Due to the above mentioned reasons, I decided to make the switch to Apollo. First thing I did was go to the Apollo documentation and you could already see the difference. The documentation is so much better in every way!

One immediate advantage I saw was that navigating through multiple pages was a lot faster than before. For example, if you go the Bangalore page, then to the Pune page and then again you go back to the Bangalore page, there is no request sent to the server. Apollo gets the results from its cache. And this works with the default setup!

Apollo’s caching techniques are much smarter than Relay’s.

The InMemoryCache normalizes query response objects before it saves them to its internal data store. Normalization involves the following steps:
The cache generates a unique ID for every identifiable object included in the response.
The cache stores the objects by ID in a flat lookup table.
Whenever an incoming object is stored with the same ID as an existing object, the fields of those objects are merged.
If the incoming object and the existing object share any fields, the incoming object overwrites the cached values for those fields.
Fields that appear in only the existing object or only the incoming object are preserved.

To learn more about caching in Apollo, checkout their documentation here.

The entire application was migrated from Relay to Apollo within a few hours! In the default setup, Apollo caches the query results in the memory. This is a problem because that cache only exists until the user is on the page. Once, the user exits the page, the cache is cleared. To persist the cache in the local storage I used apollo-cache-persists. All I had to do was add 3 lines of code and now my cache persisted in the local storage!

But now, the cache would never be updated because the data is always available in the cache. To fix this, all I had to do was set the fetch policy to cache-and-network. By using cache-and-network the data is always read from cache if it’s available and the data in the cache itself is updated in the background.

Optimizing the Cache

Lastly, there was one final problem. This wasn’t a problem, rather something that could be improved. When you go to a hospitals page, all the information is refetched. But, a lot of that information would already be added to the cache when the user visits a locations page. The only extra information needed for the hospital page was their phone number, website and address.
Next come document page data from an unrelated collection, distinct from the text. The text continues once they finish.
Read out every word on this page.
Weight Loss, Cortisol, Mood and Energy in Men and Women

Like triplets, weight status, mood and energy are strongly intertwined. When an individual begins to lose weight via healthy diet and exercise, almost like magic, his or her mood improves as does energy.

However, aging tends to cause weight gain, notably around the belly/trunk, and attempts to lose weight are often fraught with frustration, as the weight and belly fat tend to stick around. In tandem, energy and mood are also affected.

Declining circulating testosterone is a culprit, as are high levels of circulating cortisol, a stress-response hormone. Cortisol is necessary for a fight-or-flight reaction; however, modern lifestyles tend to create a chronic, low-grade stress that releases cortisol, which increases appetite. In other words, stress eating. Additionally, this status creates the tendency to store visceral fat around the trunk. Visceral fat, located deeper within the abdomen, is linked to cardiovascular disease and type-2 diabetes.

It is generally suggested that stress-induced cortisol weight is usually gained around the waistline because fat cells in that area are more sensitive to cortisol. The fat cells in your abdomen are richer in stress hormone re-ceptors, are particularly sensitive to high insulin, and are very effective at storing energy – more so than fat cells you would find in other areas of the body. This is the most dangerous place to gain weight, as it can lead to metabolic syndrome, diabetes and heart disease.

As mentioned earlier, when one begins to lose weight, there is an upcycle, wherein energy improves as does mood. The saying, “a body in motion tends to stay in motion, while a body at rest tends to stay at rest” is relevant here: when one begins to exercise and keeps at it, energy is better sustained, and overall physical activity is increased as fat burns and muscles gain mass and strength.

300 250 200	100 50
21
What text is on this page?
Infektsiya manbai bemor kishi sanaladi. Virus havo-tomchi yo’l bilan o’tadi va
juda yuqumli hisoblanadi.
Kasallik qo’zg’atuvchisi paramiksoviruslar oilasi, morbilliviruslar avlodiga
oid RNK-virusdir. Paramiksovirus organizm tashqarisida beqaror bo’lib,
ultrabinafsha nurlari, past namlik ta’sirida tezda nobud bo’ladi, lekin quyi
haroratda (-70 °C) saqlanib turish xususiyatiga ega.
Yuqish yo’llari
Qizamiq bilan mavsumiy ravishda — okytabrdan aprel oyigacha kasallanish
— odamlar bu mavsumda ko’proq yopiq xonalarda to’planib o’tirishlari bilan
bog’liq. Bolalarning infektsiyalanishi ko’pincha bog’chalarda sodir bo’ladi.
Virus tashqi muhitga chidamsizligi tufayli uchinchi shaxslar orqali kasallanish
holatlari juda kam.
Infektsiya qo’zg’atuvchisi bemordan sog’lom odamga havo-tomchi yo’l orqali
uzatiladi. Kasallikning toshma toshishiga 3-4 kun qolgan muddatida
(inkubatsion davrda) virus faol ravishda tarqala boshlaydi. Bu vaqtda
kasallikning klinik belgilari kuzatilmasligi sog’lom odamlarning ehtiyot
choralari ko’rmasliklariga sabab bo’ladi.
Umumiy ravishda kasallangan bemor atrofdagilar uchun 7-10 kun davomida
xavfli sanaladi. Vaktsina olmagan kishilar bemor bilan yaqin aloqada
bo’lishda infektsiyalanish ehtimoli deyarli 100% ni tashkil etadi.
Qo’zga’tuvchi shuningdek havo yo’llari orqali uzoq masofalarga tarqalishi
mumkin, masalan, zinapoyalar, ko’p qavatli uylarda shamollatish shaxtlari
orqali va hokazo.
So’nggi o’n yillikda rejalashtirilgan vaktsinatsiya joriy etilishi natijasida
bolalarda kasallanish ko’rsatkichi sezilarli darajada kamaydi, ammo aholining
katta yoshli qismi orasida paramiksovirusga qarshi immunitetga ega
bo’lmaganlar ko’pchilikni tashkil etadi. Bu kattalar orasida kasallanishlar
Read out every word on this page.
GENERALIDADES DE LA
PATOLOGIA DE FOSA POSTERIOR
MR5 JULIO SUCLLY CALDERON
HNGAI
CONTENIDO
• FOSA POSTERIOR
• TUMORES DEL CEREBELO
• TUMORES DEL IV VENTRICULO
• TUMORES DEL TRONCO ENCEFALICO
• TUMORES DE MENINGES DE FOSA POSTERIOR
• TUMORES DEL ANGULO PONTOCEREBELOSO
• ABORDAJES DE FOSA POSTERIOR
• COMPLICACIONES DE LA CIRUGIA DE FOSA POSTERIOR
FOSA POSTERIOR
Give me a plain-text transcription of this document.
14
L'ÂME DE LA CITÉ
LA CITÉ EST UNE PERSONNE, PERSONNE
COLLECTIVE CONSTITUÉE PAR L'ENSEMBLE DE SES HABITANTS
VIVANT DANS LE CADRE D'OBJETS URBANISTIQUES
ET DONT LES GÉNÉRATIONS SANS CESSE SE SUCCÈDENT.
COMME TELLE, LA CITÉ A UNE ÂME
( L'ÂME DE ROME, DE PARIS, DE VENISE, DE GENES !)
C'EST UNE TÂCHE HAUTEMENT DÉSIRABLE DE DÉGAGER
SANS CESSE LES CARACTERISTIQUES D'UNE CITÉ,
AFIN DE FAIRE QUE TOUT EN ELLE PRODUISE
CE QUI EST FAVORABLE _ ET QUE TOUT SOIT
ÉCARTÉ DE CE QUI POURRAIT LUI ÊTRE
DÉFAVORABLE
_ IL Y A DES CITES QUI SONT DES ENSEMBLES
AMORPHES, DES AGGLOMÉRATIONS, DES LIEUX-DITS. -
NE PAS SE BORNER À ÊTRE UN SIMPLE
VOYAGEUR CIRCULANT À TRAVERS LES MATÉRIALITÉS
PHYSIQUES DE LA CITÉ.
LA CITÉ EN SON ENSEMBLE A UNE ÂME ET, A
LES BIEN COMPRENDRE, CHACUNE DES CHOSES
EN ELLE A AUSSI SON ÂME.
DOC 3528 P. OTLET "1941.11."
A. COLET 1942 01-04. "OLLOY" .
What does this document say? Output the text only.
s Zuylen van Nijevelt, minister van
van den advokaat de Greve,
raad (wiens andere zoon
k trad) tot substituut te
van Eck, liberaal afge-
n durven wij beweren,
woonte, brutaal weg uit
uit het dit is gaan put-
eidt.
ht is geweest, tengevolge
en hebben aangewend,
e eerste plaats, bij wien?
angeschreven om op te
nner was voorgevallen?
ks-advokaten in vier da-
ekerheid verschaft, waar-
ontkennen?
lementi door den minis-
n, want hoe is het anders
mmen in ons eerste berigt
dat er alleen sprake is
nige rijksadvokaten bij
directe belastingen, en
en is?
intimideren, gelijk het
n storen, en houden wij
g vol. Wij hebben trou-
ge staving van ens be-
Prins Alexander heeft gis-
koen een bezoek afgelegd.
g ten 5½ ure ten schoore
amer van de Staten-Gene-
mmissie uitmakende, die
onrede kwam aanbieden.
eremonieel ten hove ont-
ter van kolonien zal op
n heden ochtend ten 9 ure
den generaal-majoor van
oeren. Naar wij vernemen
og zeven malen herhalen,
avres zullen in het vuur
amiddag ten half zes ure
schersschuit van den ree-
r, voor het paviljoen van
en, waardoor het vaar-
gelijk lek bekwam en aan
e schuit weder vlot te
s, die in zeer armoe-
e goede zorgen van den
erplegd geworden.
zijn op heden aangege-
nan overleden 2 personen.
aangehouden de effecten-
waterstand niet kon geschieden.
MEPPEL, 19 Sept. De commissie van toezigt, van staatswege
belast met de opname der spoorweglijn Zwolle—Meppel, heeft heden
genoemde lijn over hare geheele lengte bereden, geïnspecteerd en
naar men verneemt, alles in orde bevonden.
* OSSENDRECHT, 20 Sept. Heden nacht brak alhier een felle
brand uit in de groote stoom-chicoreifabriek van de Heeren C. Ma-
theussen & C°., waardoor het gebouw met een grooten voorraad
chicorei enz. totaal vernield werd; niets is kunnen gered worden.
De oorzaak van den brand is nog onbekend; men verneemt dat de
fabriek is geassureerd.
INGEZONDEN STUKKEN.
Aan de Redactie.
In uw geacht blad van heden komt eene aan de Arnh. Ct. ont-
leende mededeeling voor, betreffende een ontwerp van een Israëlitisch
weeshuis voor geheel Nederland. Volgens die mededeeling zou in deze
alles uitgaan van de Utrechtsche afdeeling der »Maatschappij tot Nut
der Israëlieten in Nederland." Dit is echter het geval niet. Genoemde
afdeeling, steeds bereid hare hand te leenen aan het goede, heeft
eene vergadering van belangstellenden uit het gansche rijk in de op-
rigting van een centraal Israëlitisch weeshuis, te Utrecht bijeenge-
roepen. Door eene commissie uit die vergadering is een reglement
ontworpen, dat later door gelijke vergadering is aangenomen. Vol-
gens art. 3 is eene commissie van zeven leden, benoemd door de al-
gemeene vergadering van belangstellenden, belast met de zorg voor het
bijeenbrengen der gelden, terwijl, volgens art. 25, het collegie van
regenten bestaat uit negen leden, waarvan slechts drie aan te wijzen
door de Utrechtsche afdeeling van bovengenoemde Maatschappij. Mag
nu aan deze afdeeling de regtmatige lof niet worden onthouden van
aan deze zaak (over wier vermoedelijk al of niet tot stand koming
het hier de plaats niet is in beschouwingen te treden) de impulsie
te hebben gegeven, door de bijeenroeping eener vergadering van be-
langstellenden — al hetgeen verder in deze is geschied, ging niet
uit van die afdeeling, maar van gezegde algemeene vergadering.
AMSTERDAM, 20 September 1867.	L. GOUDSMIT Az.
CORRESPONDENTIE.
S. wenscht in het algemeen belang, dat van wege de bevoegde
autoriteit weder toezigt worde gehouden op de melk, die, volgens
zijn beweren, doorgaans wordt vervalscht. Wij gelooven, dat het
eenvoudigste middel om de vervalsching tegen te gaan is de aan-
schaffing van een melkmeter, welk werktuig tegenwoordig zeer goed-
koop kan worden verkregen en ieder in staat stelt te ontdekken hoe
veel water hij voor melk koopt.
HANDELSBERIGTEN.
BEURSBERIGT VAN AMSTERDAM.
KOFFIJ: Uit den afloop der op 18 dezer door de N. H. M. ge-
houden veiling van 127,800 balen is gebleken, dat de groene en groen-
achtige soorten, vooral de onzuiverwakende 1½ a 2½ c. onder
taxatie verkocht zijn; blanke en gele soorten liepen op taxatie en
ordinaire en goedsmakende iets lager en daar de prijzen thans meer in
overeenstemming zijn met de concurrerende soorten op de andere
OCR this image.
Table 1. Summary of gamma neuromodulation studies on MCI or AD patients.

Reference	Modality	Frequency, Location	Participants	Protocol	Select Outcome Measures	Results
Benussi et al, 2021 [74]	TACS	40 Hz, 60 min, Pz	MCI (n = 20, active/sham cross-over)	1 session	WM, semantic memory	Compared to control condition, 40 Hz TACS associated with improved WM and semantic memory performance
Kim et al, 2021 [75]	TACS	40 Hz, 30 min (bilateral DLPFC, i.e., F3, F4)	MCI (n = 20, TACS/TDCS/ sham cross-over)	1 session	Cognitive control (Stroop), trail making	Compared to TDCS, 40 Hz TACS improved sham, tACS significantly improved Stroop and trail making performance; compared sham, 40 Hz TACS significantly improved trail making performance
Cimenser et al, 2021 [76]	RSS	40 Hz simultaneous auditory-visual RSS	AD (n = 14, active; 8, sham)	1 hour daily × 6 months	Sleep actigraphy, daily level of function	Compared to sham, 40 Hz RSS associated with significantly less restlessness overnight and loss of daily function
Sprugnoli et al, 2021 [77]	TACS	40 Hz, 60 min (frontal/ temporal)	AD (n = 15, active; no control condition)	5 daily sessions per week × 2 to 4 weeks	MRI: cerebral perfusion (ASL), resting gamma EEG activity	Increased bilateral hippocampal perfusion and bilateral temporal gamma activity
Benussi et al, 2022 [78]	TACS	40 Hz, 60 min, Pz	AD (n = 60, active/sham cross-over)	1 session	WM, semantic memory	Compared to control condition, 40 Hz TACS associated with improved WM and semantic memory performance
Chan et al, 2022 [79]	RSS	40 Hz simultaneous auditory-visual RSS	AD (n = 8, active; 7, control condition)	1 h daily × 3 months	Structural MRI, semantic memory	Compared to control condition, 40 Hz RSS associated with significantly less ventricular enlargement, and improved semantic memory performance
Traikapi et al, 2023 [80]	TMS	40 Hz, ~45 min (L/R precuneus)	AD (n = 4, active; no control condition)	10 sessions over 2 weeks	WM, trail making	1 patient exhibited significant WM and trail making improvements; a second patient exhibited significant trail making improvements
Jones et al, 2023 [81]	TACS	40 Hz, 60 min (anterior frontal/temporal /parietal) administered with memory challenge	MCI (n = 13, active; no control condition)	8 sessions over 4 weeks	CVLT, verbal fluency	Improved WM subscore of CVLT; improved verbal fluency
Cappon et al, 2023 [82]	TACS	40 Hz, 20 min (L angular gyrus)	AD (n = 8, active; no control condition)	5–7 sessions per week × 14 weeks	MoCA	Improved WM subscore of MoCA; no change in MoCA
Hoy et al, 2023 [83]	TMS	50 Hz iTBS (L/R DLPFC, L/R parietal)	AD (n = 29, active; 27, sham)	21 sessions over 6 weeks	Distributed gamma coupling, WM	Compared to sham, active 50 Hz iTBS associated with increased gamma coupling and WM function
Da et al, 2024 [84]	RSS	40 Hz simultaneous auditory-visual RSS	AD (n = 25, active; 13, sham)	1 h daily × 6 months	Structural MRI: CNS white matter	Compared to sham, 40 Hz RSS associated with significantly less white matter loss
So, I just added these fields to the query which fetches all the hospitals on the locations page and made use of client.readFragment to fetch that data from the cache if it’s available.

Results of these changes

Initial render times decreased from around 5 seconds to only about a second.
Searching, filtering and sorting are now literally instantaneous.
The website can be used even when the user is offline.
The speed and responsiveness of the website is pretty much independent of the users’ internet connection, i.e. it works equally well when the user is online, offline or has a bad internet connection (assuming they’ve visited the website before).
It can now install the app and add it to their home screen to access it like a native app.
Lastly, it reduced the load on our server and database (this was never the goal but a welcome side effect!).

All in all, these changes significantly improved the performance of the website, improved the user experience and made it more accessible, specially to those living in remote areas.

Note: None of these queries are the actual queries used on the website and serves only as examples.